En el hospital las caras son largas. Ramon, el
último en llegar, es el primero en irritarse con la
enfermera del mostrador porque son las siete de
la tarde y los médicos aún no les han dicho nada.
Una hora después, los llaman.
_Familiares de Miquel Hervera Ballestar, suban
a la primera planta, por favor. Familiares de Miquel
Hervera Ballestar, suban a la primera planta, por
favor.
Cuando llegan arriba, la doctora los espera. Su
cara también es larga. Las noticias que les da no
son buenas, si bien tampoco son las peores teniendo en cuenta lo que ha pasado. Ramon abraza a
su madre por la espalda.
_El paciente tiene múltiples lesiones y una de
ellas en la médula espinal, concretamente en la
parte inferior de la espalda. Eso provoca una
parálisis y una pérdida de la función de las piernas.

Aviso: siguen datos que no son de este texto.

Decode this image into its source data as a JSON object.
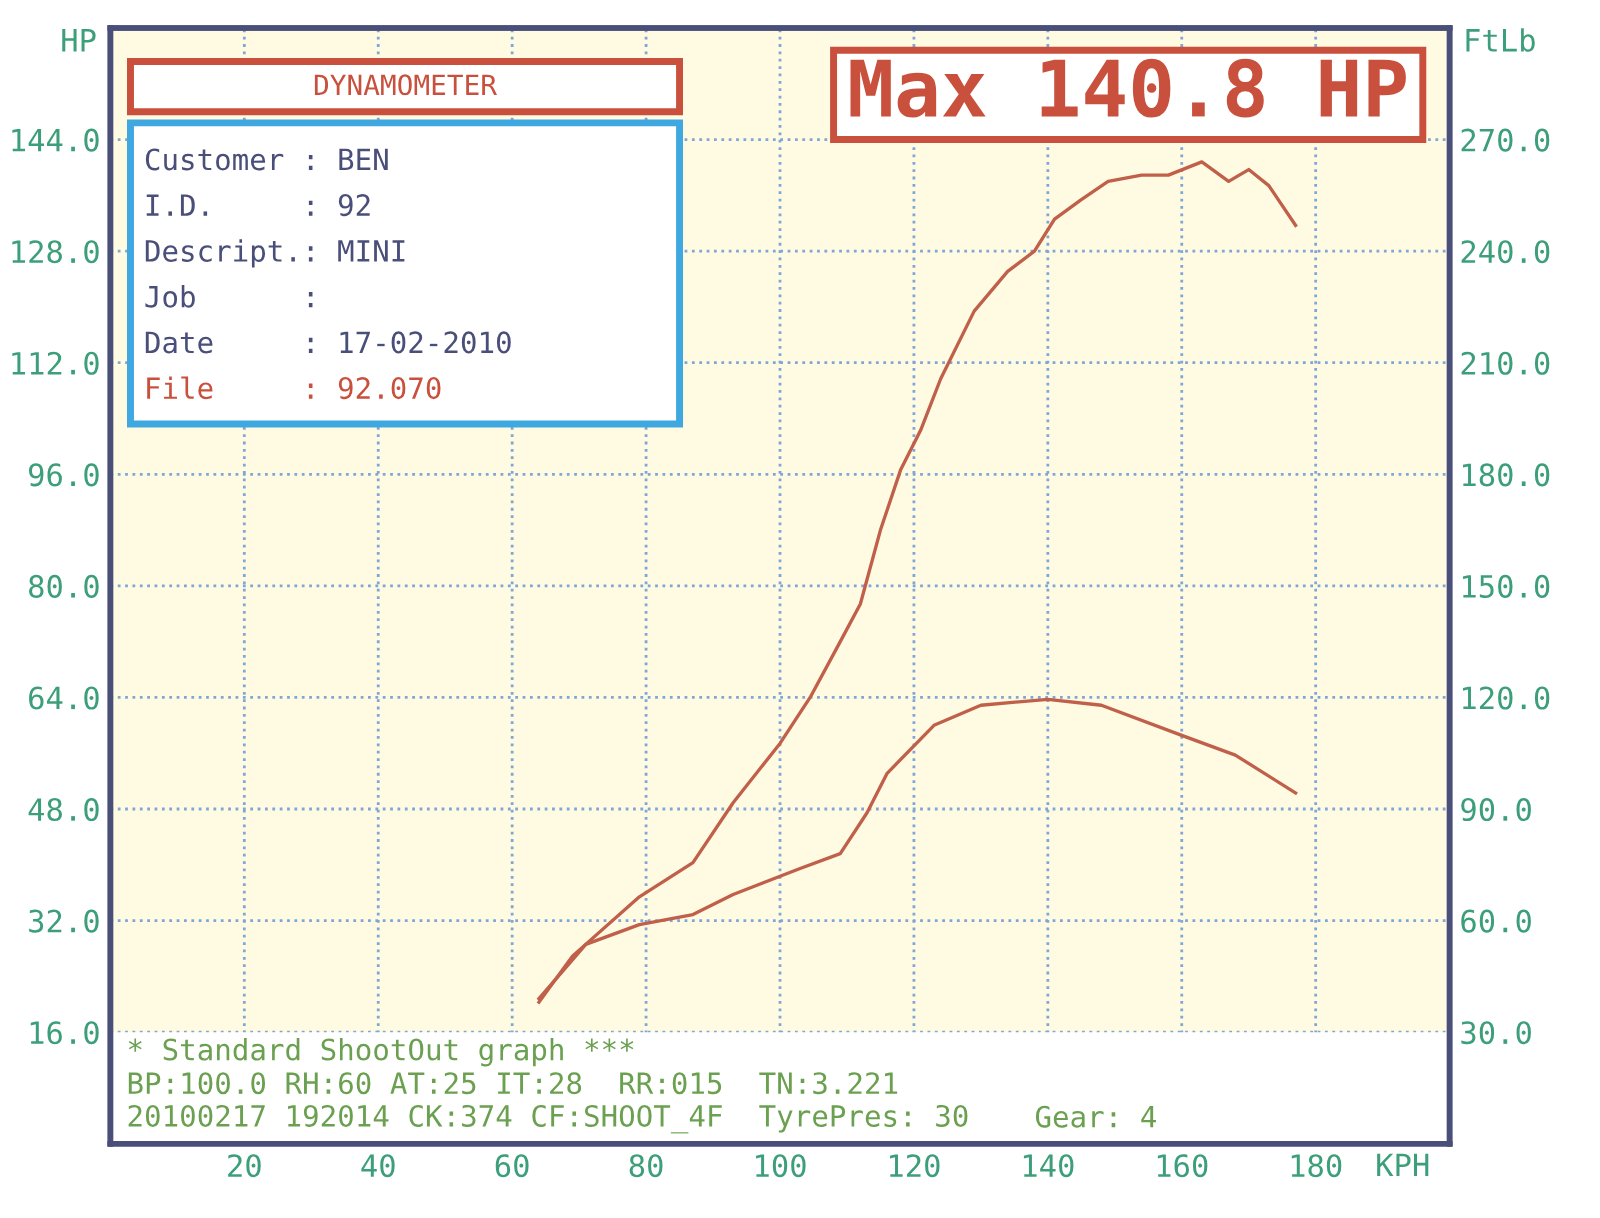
{
  "chart_data": {
    "type": "line",
    "ylabel": "HP",
    "y2label": "FtLb",
    "xlabel": "KPH",
    "xlim": [
      0,
      200
    ],
    "xticks": [
      20,
      40,
      60,
      80,
      100,
      120,
      140,
      160,
      180
    ],
    "ylim": [
      0,
      160
    ],
    "yticks": [
      {
        "value": 16,
        "label": "16.0"
      },
      {
        "value": 32,
        "label": "32.0"
      },
      {
        "value": 48,
        "label": "48.0"
      },
      {
        "value": 64,
        "label": "64.0"
      },
      {
        "value": 80,
        "label": "80.0"
      },
      {
        "value": 96,
        "label": "96.0"
      },
      {
        "value": 112,
        "label": "112.0"
      },
      {
        "value": 128,
        "label": "128.0"
      },
      {
        "value": 144,
        "label": "144.0"
      }
    ],
    "y2lim": [
      0,
      300
    ],
    "y2ticks": [
      {
        "value": 30,
        "label": "30.0"
      },
      {
        "value": 60,
        "label": "60.0"
      },
      {
        "value": 90,
        "label": "90.0"
      },
      {
        "value": 120,
        "label": "120.0"
      },
      {
        "value": 150,
        "label": "150.0"
      },
      {
        "value": 180,
        "label": "180.0"
      },
      {
        "value": 210,
        "label": "210.0"
      },
      {
        "value": 240,
        "label": "240.0"
      },
      {
        "value": 270,
        "label": "270.0"
      }
    ],
    "grid": true,
    "marker": "none",
    "line_style": "solid",
    "series": [
      {
        "color": "#c0604a",
        "x": [
          64,
          69,
          79,
          87,
          93,
          100,
          104.5,
          109,
          112,
          115,
          118,
          121,
          124,
          129,
          134,
          138,
          141,
          145,
          149,
          154,
          158,
          163,
          167,
          170,
          173,
          177
        ],
        "values": [
          20.3,
          26.9,
          35.4,
          40.3,
          48.9,
          57.4,
          64,
          72,
          77.4,
          88,
          96.6,
          102.3,
          109.7,
          119.4,
          125.1,
          128,
          132.6,
          135.4,
          138,
          138.9,
          138.9,
          140.8,
          138,
          139.7,
          137.4,
          131.7
        ]
      },
      {
        "color": "#c0604a",
        "axis": "y2",
        "x": [
          64,
          71,
          79,
          87,
          93,
          103,
          109,
          113,
          116,
          123,
          130,
          140,
          148,
          160,
          168,
          177
        ],
        "values": [
          39,
          53.6,
          58.9,
          61.6,
          67,
          74,
          78,
          89,
          99.6,
          112.5,
          117.9,
          119.5,
          117.9,
          109.8,
          104.5,
          94.3
        ]
      }
    ],
    "annotations": [
      "DYNAMOMETER",
      "Customer : BEN",
      "I.D.     : 92",
      "Descript.: MINI",
      "Job      :",
      "Date     : 17-02-2010",
      "File     : 92.070",
      "Max 140.8 HP",
      "* Standard ShootOut graph ***",
      "BP:100.0 RH:60 AT:25 IT:28  RR:015  TN:3.221",
      "20100217 192014 CK:374 CF:SHOOT_4F  TyrePres: 30",
      "Gear: 4"
    ]
  }
}
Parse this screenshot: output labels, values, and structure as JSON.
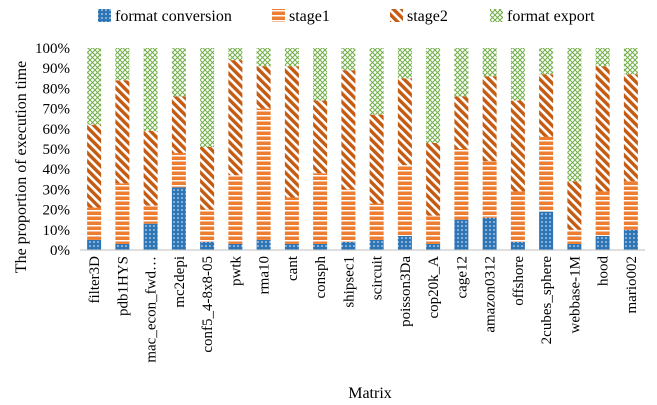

_¿Quiere decir que mi padre se quedará parapléjico? ¿Quiere decir que no podrá volver a caminar?
Las respuestas afirmativas de la doctora desesperan
a los hijos. Rosa, aunque consternada y abatida,
continúa sin perder la calma. Sabe que ese es,
seguramente, el golpe más fuerte que ha sufrido
nunca Miquel. Habrá que ayudarlo a soportar el
no volver a pisar nunca más la tierra fértil.